Das Kunsthaus Wiesbaden beteiligt sich an der 24. Kurzen Nacht der Galerien und Museen. Am Samstag, 11. April, sind die Häuser auf dem Schulberg von 19 bis 24 Uhr geöffnet. Besucherinnen und Besucher können zwei Ausstellungen sehen, in die Artothek schauen und erstmals seit der Sanierung des Altbaus wieder die Ateliers besichtigen. Der Eintritt ist frei.

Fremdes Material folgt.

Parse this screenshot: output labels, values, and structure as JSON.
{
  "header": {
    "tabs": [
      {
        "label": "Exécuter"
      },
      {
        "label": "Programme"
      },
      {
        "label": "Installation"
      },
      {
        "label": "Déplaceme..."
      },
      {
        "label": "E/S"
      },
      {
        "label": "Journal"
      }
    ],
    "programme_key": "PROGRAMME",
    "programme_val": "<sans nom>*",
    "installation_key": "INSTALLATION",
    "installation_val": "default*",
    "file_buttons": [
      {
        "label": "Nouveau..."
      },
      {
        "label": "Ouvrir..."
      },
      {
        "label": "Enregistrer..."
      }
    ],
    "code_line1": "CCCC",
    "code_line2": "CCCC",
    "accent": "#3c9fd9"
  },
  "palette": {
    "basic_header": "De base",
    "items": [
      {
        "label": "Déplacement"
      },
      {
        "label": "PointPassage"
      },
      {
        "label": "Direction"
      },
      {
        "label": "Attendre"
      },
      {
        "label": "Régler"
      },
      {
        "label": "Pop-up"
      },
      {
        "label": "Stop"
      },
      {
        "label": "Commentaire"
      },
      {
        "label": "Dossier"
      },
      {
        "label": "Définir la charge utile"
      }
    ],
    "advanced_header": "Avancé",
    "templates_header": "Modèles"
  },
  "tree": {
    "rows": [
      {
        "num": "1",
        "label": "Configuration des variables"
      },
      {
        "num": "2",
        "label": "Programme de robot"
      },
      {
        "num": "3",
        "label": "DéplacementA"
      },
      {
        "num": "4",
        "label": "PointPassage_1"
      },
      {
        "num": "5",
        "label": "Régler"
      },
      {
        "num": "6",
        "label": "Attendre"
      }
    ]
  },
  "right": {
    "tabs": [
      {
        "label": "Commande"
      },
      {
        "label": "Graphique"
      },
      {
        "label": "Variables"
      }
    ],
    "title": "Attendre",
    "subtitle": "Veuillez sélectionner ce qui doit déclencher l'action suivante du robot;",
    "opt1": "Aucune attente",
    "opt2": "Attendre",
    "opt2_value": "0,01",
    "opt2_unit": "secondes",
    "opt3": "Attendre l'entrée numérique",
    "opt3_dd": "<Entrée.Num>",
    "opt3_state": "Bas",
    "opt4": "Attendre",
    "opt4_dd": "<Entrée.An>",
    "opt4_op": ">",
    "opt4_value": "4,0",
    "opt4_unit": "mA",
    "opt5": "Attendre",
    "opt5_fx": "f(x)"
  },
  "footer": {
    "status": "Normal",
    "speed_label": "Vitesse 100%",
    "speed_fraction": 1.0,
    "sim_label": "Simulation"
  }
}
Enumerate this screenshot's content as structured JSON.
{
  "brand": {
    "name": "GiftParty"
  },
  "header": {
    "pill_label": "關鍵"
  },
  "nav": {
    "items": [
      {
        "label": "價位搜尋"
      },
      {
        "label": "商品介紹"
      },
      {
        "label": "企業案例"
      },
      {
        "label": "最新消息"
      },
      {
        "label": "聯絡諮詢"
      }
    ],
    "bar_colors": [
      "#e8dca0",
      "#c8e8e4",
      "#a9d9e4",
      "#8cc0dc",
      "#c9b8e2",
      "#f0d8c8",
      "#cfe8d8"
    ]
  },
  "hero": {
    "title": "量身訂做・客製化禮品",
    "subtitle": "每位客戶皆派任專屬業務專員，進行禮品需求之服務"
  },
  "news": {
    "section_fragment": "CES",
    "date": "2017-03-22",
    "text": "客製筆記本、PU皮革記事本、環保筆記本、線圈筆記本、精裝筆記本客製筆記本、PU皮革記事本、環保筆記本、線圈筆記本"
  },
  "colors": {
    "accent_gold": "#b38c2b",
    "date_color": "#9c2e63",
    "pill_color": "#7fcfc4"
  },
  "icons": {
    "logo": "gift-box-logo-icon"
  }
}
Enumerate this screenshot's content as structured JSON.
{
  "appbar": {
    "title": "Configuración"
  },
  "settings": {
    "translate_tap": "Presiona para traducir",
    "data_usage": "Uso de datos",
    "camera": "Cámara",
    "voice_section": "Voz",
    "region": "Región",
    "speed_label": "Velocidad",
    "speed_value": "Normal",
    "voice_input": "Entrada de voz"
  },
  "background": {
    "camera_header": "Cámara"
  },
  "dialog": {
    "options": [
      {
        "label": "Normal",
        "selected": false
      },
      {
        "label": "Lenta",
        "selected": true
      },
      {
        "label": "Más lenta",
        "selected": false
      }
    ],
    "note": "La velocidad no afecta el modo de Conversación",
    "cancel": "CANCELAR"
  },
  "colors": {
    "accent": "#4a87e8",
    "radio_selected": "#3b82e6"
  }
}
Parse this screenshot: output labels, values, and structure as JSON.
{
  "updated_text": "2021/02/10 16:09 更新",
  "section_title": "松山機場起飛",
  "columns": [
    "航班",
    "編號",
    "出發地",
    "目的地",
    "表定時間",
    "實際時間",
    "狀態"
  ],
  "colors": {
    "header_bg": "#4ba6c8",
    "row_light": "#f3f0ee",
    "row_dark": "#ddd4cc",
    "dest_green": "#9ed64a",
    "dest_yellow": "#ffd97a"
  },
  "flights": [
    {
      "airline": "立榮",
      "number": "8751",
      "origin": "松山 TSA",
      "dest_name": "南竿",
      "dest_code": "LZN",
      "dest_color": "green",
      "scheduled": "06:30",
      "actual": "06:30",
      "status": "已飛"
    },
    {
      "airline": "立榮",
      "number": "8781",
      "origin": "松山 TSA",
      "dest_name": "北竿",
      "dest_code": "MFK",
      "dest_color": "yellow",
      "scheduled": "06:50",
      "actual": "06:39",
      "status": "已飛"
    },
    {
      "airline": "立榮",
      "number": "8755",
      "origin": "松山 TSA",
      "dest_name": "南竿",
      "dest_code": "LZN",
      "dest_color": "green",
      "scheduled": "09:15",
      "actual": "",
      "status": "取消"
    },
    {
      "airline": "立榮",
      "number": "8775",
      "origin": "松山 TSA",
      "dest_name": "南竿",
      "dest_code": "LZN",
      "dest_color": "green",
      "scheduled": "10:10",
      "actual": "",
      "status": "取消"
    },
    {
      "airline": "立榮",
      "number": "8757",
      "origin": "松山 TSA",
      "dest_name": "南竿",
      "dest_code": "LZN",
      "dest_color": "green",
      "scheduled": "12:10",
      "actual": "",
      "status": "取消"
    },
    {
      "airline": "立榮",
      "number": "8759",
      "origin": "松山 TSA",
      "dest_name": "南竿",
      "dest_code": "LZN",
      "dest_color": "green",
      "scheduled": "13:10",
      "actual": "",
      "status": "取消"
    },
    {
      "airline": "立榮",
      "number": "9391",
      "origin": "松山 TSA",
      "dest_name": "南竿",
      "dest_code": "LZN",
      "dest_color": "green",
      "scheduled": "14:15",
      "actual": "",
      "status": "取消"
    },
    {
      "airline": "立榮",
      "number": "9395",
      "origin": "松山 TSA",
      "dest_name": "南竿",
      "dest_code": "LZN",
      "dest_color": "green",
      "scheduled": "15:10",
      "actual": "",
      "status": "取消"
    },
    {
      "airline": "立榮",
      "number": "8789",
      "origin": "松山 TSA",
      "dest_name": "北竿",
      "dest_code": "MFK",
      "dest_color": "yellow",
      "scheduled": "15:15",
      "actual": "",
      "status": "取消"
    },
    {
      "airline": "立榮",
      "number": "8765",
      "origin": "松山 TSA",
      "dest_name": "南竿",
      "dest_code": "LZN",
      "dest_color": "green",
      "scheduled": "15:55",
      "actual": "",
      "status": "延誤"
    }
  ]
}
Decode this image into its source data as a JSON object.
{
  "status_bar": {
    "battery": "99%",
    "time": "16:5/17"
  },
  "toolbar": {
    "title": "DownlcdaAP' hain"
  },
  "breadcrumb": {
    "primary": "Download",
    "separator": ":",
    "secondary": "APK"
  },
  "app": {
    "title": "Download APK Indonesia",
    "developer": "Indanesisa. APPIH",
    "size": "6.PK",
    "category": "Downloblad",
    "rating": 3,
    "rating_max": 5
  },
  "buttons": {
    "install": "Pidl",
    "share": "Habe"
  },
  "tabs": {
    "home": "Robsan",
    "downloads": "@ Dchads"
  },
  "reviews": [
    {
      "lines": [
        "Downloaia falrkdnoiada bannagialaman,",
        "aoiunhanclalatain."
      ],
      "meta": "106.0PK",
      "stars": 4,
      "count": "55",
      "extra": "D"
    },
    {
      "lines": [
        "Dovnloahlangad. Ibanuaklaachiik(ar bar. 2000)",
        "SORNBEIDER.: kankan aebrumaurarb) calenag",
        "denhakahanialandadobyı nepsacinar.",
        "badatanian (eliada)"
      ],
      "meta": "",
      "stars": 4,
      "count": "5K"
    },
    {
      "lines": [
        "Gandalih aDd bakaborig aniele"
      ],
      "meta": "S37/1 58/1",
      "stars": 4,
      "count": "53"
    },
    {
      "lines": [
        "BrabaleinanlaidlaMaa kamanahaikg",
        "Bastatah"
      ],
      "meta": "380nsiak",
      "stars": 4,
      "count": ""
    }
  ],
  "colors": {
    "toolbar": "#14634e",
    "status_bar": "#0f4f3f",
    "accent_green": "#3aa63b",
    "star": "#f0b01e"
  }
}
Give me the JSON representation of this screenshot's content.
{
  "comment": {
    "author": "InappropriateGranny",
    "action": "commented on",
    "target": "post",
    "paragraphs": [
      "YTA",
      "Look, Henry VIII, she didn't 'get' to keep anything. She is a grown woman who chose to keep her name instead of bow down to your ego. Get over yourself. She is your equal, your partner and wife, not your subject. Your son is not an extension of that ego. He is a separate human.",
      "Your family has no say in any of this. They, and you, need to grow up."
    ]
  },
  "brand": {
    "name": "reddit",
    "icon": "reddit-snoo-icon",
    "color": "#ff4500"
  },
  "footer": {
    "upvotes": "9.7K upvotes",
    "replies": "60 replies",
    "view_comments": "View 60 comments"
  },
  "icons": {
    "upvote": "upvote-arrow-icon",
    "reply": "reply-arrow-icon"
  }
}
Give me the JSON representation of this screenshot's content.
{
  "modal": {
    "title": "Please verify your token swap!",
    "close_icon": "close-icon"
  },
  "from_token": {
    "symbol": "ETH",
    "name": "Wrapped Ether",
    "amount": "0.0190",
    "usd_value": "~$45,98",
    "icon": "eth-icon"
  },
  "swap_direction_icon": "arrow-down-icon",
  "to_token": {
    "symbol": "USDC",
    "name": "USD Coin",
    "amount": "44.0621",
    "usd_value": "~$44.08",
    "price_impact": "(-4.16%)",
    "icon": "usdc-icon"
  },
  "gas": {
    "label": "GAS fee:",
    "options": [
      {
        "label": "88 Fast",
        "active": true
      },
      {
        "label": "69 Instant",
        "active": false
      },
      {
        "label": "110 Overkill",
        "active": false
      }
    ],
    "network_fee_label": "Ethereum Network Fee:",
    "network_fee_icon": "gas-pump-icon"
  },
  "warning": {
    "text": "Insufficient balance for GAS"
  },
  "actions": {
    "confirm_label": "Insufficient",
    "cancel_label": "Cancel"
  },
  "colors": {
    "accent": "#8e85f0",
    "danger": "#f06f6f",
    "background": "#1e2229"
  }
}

Ausstellungen und Artothek
Gezeigt werden die Ausstellungen Marcelo Brodsky „Memory in Action“ sowie Rosa Winkel. Als homosexuell verfolgte Häftlinge in den Konzentrationslagern Buchenwald und Mittelbau Dora. Zusätzlich ist die städtische Artothek geöffnet. In ihr stehen rund 4.000 Werke aus der kommunalen Sammlung zur Ausleihe bereit. Das Team der Artothek erklärt am Abend die Ausleihbedingungen und beantwortet Fragen der Besucherinnen und Besucher.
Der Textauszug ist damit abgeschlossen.